Testemunhamos em anos recentes renascimento do Estado-Nação como ator preponderante do mundo
Marcos Troyjo - FSP
Argumento central: conflitos pós-queda do Muro de Berlim seriam engendrados sobretudo por diferenças culturais. Percorremos em 500 anos a trajetória de confrontação entre príncipes, Estados-Nação, ideologias e, finalmente, civilizações.
A teoria do "choque" explicaria a guerra na ex-Iugoslávia, o 11 de Setembro e atentados em Madri (2004) e Londres (2005). Serviu de "fermento" à Guerra ao Terror e incursões dos EUA no Iraque e Afeganistão.
Desferiu duro golpe nos entusiastas da globalização. Demarcou limites ao otimismo de que economia de mercado e democracia representariam objetivos universais. Eclipsou, assim, a tese do "Fim da História", apresentada por Francis Fukuyama em 1989.
Talvez apenas "As Fontes da Conduta Soviética" supere o "Choque" em impacto histórico de um artigo sobre política mundial. Publicado em 1947 também na Foreign Affairs pelo ministro-conselheiro da embaixada dos EUA em Moscou, George Kennan (à época sob o pseudônimo "X"), o texto forneceu substrato intelectual para a doutrina da contenção e o início da Guerra Fria.
Examinar o mundo pela lente do choque civilizacional continua valendo?

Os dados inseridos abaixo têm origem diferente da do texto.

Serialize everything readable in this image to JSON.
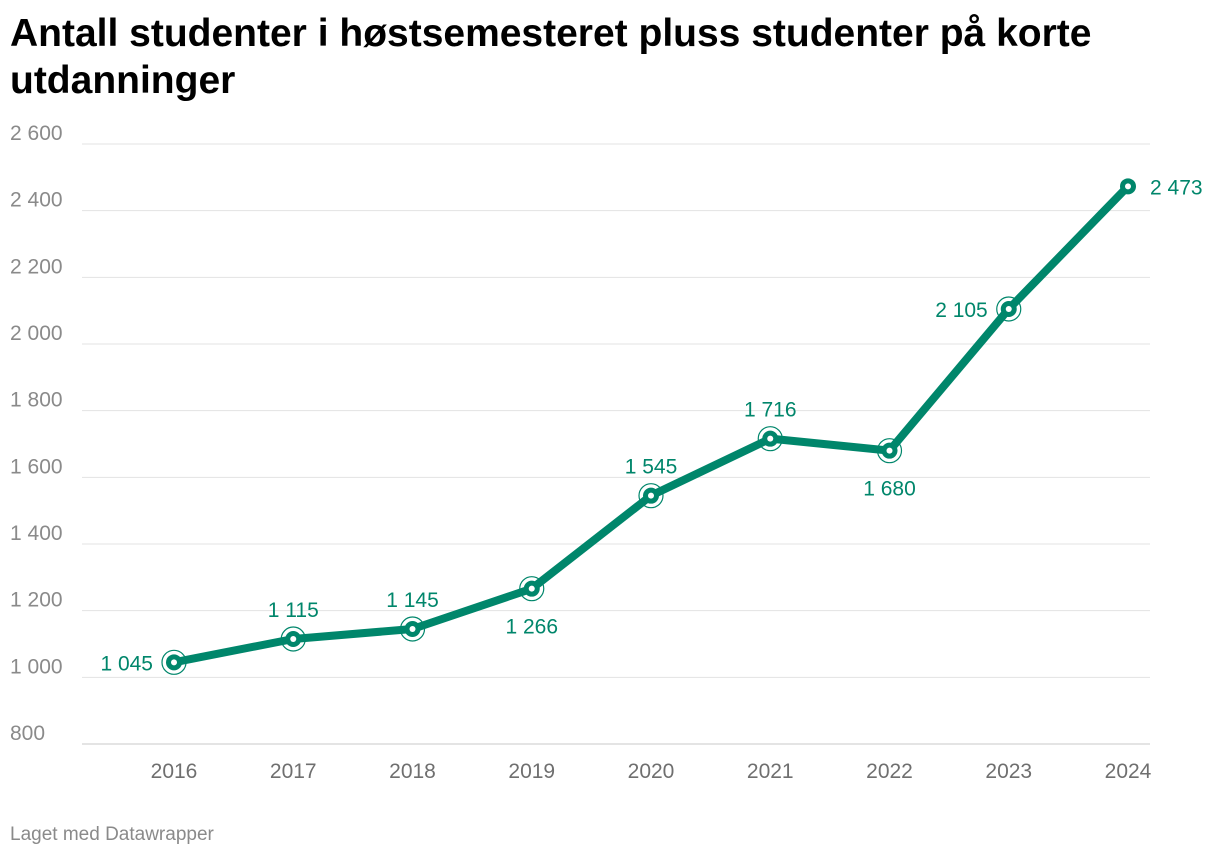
{
  "title": "Antall studenter i høstsemesteret pluss studenter på korte utdanninger",
  "footer": "Laget med Datawrapper",
  "colors": {
    "series": "#00866b",
    "grid": "#e3e3e3",
    "text_muted": "#8a8a8a"
  },
  "chart_data": {
    "type": "line",
    "title": "Antall studenter i høstsemesteret pluss studenter på korte utdanninger",
    "x": [
      "2016",
      "2017",
      "2018",
      "2019",
      "2020",
      "2021",
      "2022",
      "2023",
      "2024"
    ],
    "series": [
      {
        "values": [
          1045,
          1115,
          1145,
          1266,
          1545,
          1716,
          1680,
          2105,
          2473
        ]
      }
    ],
    "data_labels": [
      "1 045",
      "1 115",
      "1 145",
      "1 266",
      "1 545",
      "1 716",
      "1 680",
      "2 105",
      "2 473"
    ],
    "label_positions": [
      "left",
      "above",
      "above",
      "below",
      "above",
      "above",
      "below",
      "left",
      "right"
    ],
    "ylim": [
      800,
      2600
    ],
    "yticks": [
      800,
      1000,
      1200,
      1400,
      1600,
      1800,
      2000,
      2200,
      2400,
      2600
    ],
    "ytick_labels": [
      "800",
      "1 000",
      "1 200",
      "1 400",
      "1 600",
      "1 800",
      "2 000",
      "2 200",
      "2 400",
      "2 600"
    ],
    "grid": true,
    "legend": "none"
  }
}
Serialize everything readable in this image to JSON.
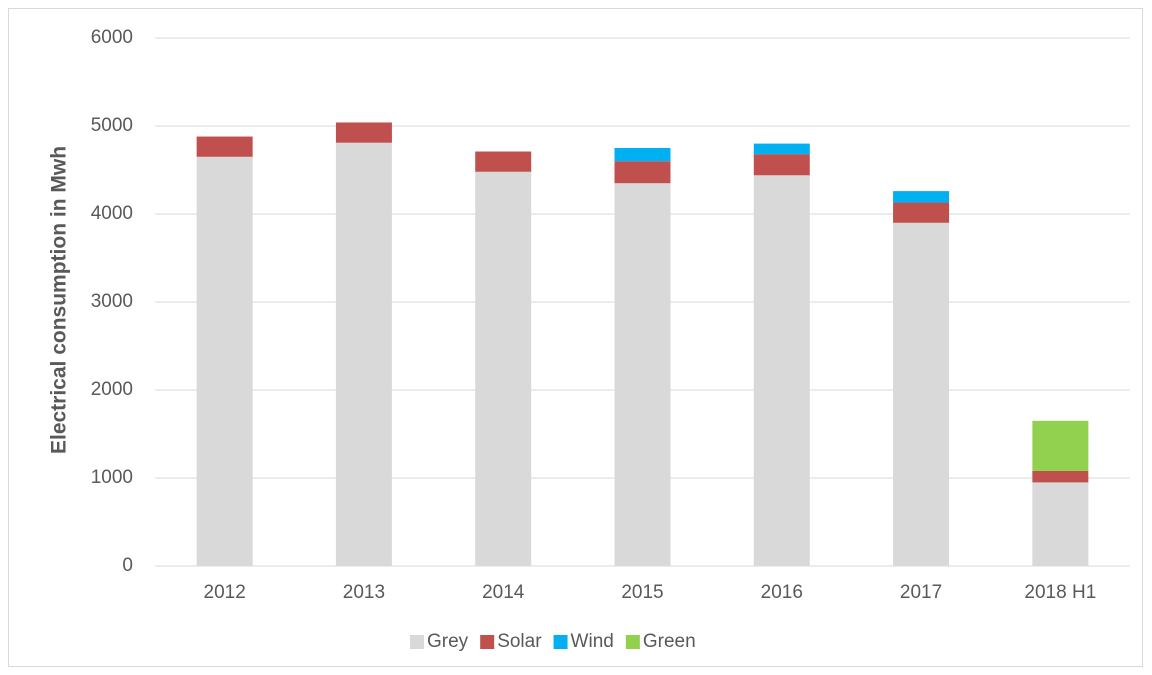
{
  "chart_data": {
    "type": "stacked_bar",
    "y_label": "Electrical consumption in Mwh",
    "categories": [
      "2012",
      "2013",
      "2014",
      "2015",
      "2016",
      "2017",
      "2018 H1"
    ],
    "series": [
      {
        "name": "Grey",
        "color": "#d9d9d9",
        "values": [
          4650,
          4810,
          4480,
          4350,
          4440,
          3900,
          950
        ]
      },
      {
        "name": "Solar",
        "color": "#c0504d",
        "values": [
          230,
          230,
          230,
          250,
          240,
          230,
          130
        ]
      },
      {
        "name": "Wind",
        "color": "#00b0f0",
        "values": [
          null,
          null,
          null,
          150,
          120,
          130,
          null
        ]
      },
      {
        "name": "Green",
        "color": "#92d050",
        "values": [
          null,
          null,
          null,
          null,
          null,
          null,
          570
        ]
      }
    ],
    "ylim": [
      0,
      6000
    ],
    "yticks": [
      0,
      1000,
      2000,
      3000,
      4000,
      5000,
      6000
    ],
    "grid": true,
    "legend": "bottom"
  }
}
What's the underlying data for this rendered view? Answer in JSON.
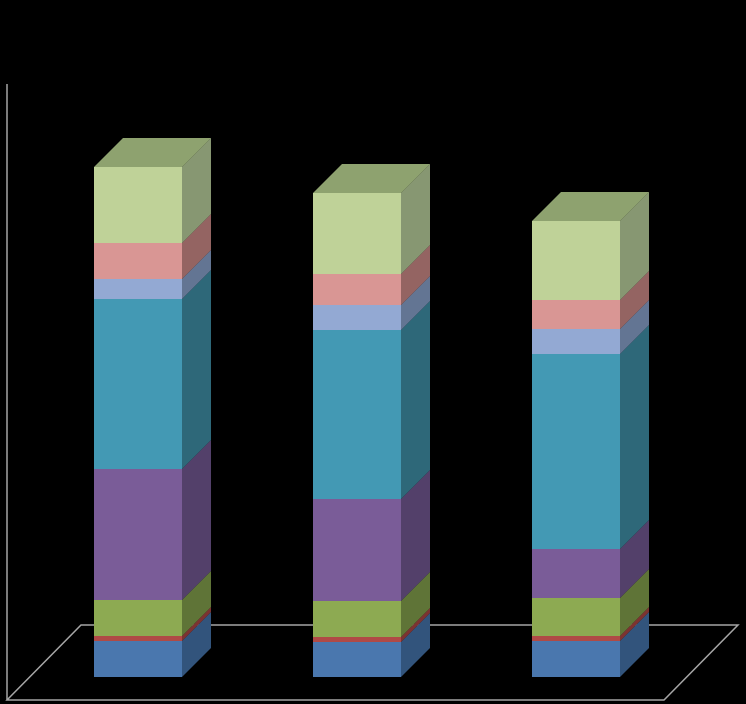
{
  "chart_data": {
    "type": "bar",
    "stacked": true,
    "three_d": true,
    "title": "",
    "xlabel": "",
    "ylabel": "",
    "legend": "none",
    "grid": false,
    "background": "#000000",
    "axis_color": "#a6a6a6",
    "categories": [
      "",
      "",
      ""
    ],
    "series": [
      {
        "front": "#4a77ae",
        "side": "#32547c",
        "top": "#5a87be",
        "values": [
          36,
          35,
          36
        ]
      },
      {
        "front": "#b04a46",
        "side": "#7c3331",
        "top": "#c05a56",
        "values": [
          5,
          5,
          5
        ]
      },
      {
        "front": "#8daa52",
        "side": "#5f7437",
        "top": "#9dba62",
        "values": [
          36,
          36,
          38
        ]
      },
      {
        "front": "#7a5c98",
        "side": "#53406a",
        "top": "#8a6ca8",
        "values": [
          131,
          102,
          49
        ]
      },
      {
        "front": "#4399b4",
        "side": "#2e6879",
        "top": "#53a9c4",
        "values": [
          170,
          169,
          195
        ]
      },
      {
        "front": "#93a9d3",
        "side": "#637593",
        "top": "#a3b9e3",
        "values": [
          20,
          25,
          25
        ]
      },
      {
        "front": "#d99694",
        "side": "#946462",
        "top": "#e9a6a4",
        "values": [
          36,
          31,
          29
        ]
      },
      {
        "front": "#bfd298",
        "side": "#879772",
        "top": "#8ea26f",
        "values": [
          76,
          81,
          79
        ]
      }
    ],
    "ylim": [
      0,
      560
    ]
  }
}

A própria classificação de Huntington sobre quais seriam as civilizações é bastante controversa (identifica a América Latina, por exemplo, como algo em separado da civilização ocidental).
Ademais, tanto o 11 de Setembro como a Grande Recessão de 2008 parecem ter surtido efeito "regressivo" na escala de Huntington.
Testemunhamos em anos recentes verdadeiro renascimento do Estado-Nação como ator preponderante da cena mundial.
Por pressão de seu público --nacional e interno--, alguns ocidentais como Reino Unido, Espanha e Alemanha mostraram-se mais reticentes a cerrar fileiras em torno da cruzada contra o terror.
Na dimensão geoeconômica, acordos de comércio e investimento em gestação, como a Parceria Transpacífico, congregam atores tão civilizacionalmente distintos quanto Chile, EUA e Coreia do Sul.
E um dos principais temas do noticiário atual, a espionagem de grandes proporções efetivada pelos EUA, volta-se não apenas a "adversários civilizacionais". Prolifera também sobre parceiros de interesses comuns.
É o caso do Brasil (que juntamente com os EUA formam as duas maiores democracias do continente). Do México, parceiro dos EUA no Nafta (Acordo de Livre Comércio da América do Norte). E de sócios dos EUA em alianças de defesa, como França e Alemanha no âmbito da Otan. Todos ampla e sofisticadamente bisbilhotados pelos EUA.
Por mais que nesses 20 anos o paradigma civilizacional tenha oferecido valiosos elementos à interpretação do pós-Guerra Fria, a confluência entre os interesses nacionais de cada país ainda é o principal gerador de cooperação e conflito no tabuleiro global.